Run a different query that aggregates on some measure like sum of `unitprice` based on  `saledate` and compare the plan with the previous one

In [None]:
spark.sql(""" select year, sum(unitprice) from delta.`/tmp/delta/deltaSalesDate` group by year """).show()

+----+--------------+
|year|sum(unitprice)|
+----+--------------+
|2023|      295544.0|
|2022|      291120.0|
+----+--------------+



In [None]:
spark.sql(""" select year, sum(unitprice) from delta.`/tmp/delta/deltaSalesDate` group by year """).explain()

== Physical Plan ==
*(2) HashAggregate(keys=[year#47969], functions=[sum(unitprice#47956)])
+- Exchange hashpartitioning(year#47969, 200), ENSURE_REQUIREMENTS, [plan_id=18675]
   +- *(1) HashAggregate(keys=[year#47969], functions=[partial_sum(unitprice#47956)])
      +- *(1) Project [unitprice#47956, year#47969]
         +- *(1) ColumnarToRow
            +- FileScan parquet [unitprice#47956,year#47969,month#47970] Batched: true, DataFilters: [], Format: Parquet, Location: PreparedDeltaFileIndex(1 paths)[file:/tmp/delta/deltaSalesDate], PartitionFilters: [], PushedFilters: [], ReadSchema: struct<unitprice:double,year:int>




### Retore a delta table to a previous state


In [None]:
spark.sql("""DESCRIBE HISTORY  default.sales """).show()

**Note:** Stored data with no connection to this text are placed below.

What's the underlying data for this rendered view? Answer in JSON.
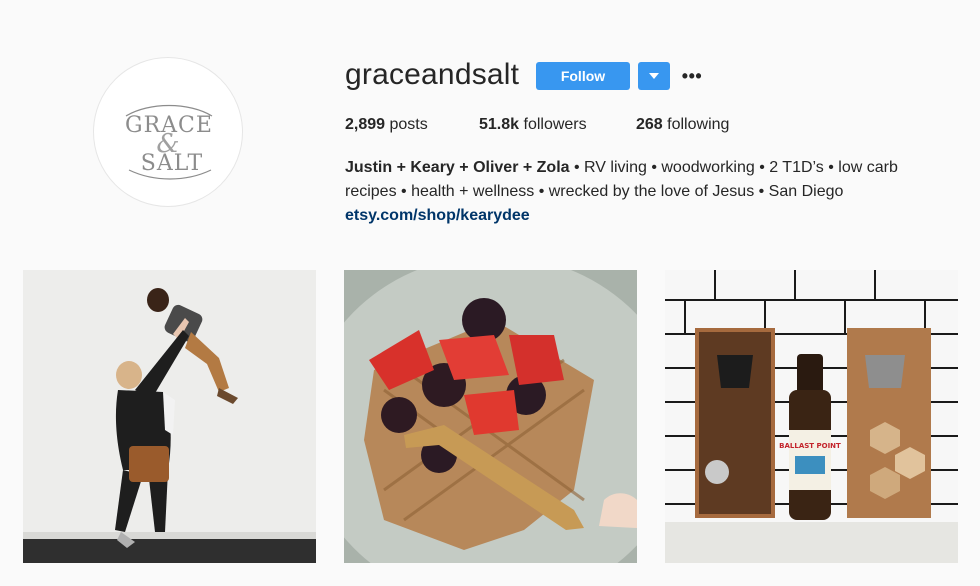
{
  "profile": {
    "username": "graceandsalt",
    "logo_text": [
      "GRACE",
      "&",
      "SALT"
    ],
    "follow_label": "Follow",
    "more_label": "•••"
  },
  "stats": {
    "posts_count": "2,899",
    "posts_label": "posts",
    "followers_count": "51.8k",
    "followers_label": "followers",
    "following_count": "268",
    "following_label": "following"
  },
  "bio": {
    "name": "Justin + Keary + Oliver + Zola",
    "line1_rest": " • RV living • woodworking • 2 T1D’s • low carb",
    "line2": "recipes • health + wellness • wrecked by the love of Jesus • San Diego",
    "link": "etsy.com/shop/kearydee"
  },
  "posts": [
    {
      "label": "",
      "icon": "photo-mother-lifting-child"
    },
    {
      "label": "",
      "icon": "photo-waffle-with-berries"
    },
    {
      "label": "BALLAST POINT",
      "icon": "photo-bottle-openers-and-beer"
    }
  ],
  "colors": {
    "accent": "#3897f0",
    "link": "#003569",
    "text": "#262626",
    "background": "#fafafa"
  }
}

+-------+--------------------+------+--------+--------------------+--------------------+----+--------+---------+-----------+--------------+-------------+--------------------+------------+--------------------+
|version|           timestamp|userId|userName|           operation| operationParameters| job|notebook|clusterId|readVersion|isolationLevel|isBlindAppend|    operationMetrics|userMetadata|          engineInfo|
+-------+--------------------+------+--------+--------------------+--------------------+----+--------+---------+-----------+--------------+-------------+--------------------+------------+--------------------+
|      1|2023-11-03 03:23:...|  null|    null|               WRITE|{mode -> Append, ...|null|    null|     null|          0|  Serializable|         true|{numFiles -> 1, n...|        null|Apache-Spark/3.4....|
|      0|2023-11-03 03:22:...|  null|    null|CREATE OR REPLACE...|{isManaged -> tru...|null|    null|     null|       null|  Serializable|         true|           

In [None]:
spark.sql("""SELECT * FROM default.sales VERSION AS OF 1;""").show()

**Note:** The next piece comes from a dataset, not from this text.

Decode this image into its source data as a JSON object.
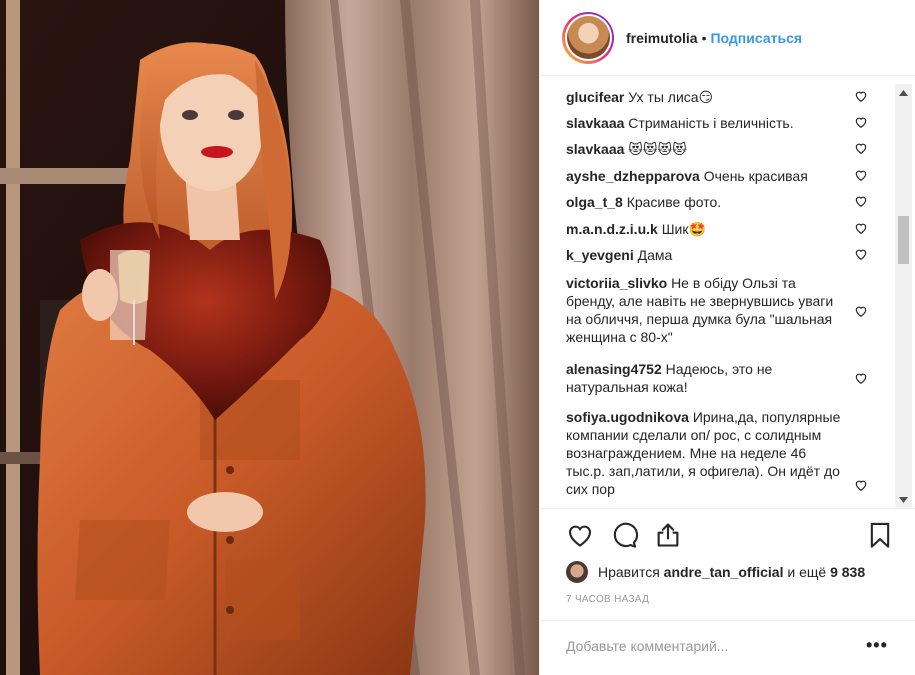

+----------+-------------------+--------+----+-----+---+
|    saleid|           saledate|quantity|year|month|day|
+----------+-------------------+--------+----+-----+---+
|S000000124|2023-02-26 00:00:00|       2|2023|    2| 26|
+----------+-------------------+--------+----+-----+---+



## Use case2


### Table creation

#### sales table
create a delta table `default.sales` with the following schema (saleid : String, saledate : Timestamp, productid: String, quantity : int, shopid : string)

In [None]:
DeltaTable.createOrReplace(spark) \
  .tableName("default.sales") \
  .addColumn("saleid", "STRING") \
  .addColumn("saledate", "TIMESTAMP") \
  .addColumn("productid", "STRING") \
  .addColumn("quantity", "DOUBLE") \
  .addColumn("shopid", "STRING") \
  .execute()

<delta.tables.DeltaTable at 0x7be813147970>

In [None]:
schema = spark.sql(""" DESCRIBE default.sales """)
schema.show()

+---------+---------+-------+
| col_name|data_type|comment|
+---------+---------+-------+
|   saleid|   string|   null|
| saledate|timestamp|   null|
|productid|   string|   null|
| quantity|   double|   null|
|   shopid|   string|   null|
+---------+---------+-------+



load the `/tmp/sales/march23_sales.csv` data into `default.sales` by selecting only the required columns

In [None]:
march23_sales = spark.read.csv("/tmp/delta/sales/march23_sales.csv", header=True, inferSchema=True)

# Select only the required columns
data_cols = march23_sales.select("saleid", "saledate", "productid", "quantity", "shopid")
data_cols = data_cols.withColumn("saledate", col("saledate").cast(TimestampType()))

data_cols.write.format("delta").mode("append").saveAsTable("default.sales")

see the result

In [None]:
spark.sql(""" select count(*) from default.sales """).show()

+--------+
|count(1)|
+--------+
|      84|
+--------+



#### dates table
create a delta table `default.dates` with the following schema (saledate: timestamp, year: int, month: int) by ensuring that year and month are extracted from saledate

populate `default.dates` by inserting dates from `default.sales`

see the result

In [None]:
spark.sql(""" select * from default.dates limit 10 """).show()

#### products table
create a delta table default.products with the following schema (productid: string, unitprice: double, category: string, subcategory: string, size: string, color: string,
 brand: string) by extracting data from `originalSales.csv`

see the result

In [None]:
spark.sql(""" select * from default.products limit 10 """).show()